I have to say I haven't followed Jeter's numbers over the past week or so, and didn't realize they were quite that bad especially on the road. Since he still plays SS (albeit pretty poorly) and hits roughly league average (97 wRC+/ 94 OPS+) Jeter still gives the Yankees positive value (1.7 Fangraphs WAR/ 1 B-Ref).  However, most of his hitting occurred in April and May, since May ended Jeter is batting .242/.322/.337. Yikes. Even if Jeter has given the Yankees a positive value (not considering his contract) overall, he hasn't over the past 3 months and there isn't any real evidence to suggest that he will in September and the playoffs.  Also if you look at B-Ref's most similar players by age, over the last 4 years you know who Jeter most similarly resembles?  ROBERTO ALOMAR! We all know how well Alomar lasted past age 36... he didn't, he was out of baseball after that.

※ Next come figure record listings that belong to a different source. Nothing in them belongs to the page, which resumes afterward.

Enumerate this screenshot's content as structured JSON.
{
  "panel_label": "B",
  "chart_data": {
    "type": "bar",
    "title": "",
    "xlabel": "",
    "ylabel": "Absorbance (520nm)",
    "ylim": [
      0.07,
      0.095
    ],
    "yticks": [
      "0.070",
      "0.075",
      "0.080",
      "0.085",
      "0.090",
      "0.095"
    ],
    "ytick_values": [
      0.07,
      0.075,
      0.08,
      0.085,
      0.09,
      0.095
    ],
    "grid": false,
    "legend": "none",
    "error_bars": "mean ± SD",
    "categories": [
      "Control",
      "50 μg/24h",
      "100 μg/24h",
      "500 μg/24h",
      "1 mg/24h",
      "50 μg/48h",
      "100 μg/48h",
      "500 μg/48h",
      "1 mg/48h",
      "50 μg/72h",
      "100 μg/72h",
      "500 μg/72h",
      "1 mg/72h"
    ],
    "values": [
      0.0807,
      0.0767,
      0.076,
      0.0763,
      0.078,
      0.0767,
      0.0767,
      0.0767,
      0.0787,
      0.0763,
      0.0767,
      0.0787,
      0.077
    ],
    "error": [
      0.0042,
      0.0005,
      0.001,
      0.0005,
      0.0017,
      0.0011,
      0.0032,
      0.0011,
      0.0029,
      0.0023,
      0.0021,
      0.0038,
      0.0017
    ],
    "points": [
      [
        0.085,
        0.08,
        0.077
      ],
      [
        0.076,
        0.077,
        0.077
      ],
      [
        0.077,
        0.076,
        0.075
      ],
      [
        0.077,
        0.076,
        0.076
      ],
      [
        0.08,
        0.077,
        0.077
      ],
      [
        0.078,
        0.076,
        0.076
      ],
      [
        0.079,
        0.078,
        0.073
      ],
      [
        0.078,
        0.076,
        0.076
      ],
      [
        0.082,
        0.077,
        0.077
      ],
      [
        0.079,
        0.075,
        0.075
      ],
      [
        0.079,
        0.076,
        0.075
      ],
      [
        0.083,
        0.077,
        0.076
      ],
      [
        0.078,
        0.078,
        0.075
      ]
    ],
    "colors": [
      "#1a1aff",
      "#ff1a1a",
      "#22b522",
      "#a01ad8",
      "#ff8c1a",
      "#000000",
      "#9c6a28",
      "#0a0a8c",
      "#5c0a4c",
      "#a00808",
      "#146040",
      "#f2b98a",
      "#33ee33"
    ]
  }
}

So, how will the Yankees and Jeter figure out a contract?  Posnanski mentions 3 main issues: Money, shortstop, and lineup spot.  I have to agree with all three.  Just by a measure of on field production, Jeter will be overpaid and by a lot. It's fun to say that Jeter is a bad SS and should change positions, but who wants an OPS inching towards .700 at left field, and that's assuming he'd play better defense there.  As for his lineup spot, if Jeter continues down this path it will be hard for the Yankees to keep batting him 1st or 2nd this year, let alone next year.  Joe Torre famously batted Arod 8th in a deciding playoff game.  Arod was still in his prime.  Will Girardi bat Jeter 1st in the playoffs if he's batting .260 with no power or on base skills?  And with a capable leadoff replacement in Gardner?

Even though money isn't an issue for the Yankees, and even though they have no viable (or close to viable) replacement for him at short, I think what the Yankees are hoping for is this scenario:  The Yankees win the World Series and Derek Jeter pulls a Joe DiMaggio and retires on top.

Sure he will leave 3,000 hits on the table, but he'd also leave with 6 rings as a legend.  Realistically what would 3,000 hits do to Jeter's legacy?  However, if retirement is not an option I have to agree with the guy Posnanski talked to about this topic, Michael Schur, when he says "The disaster is coming."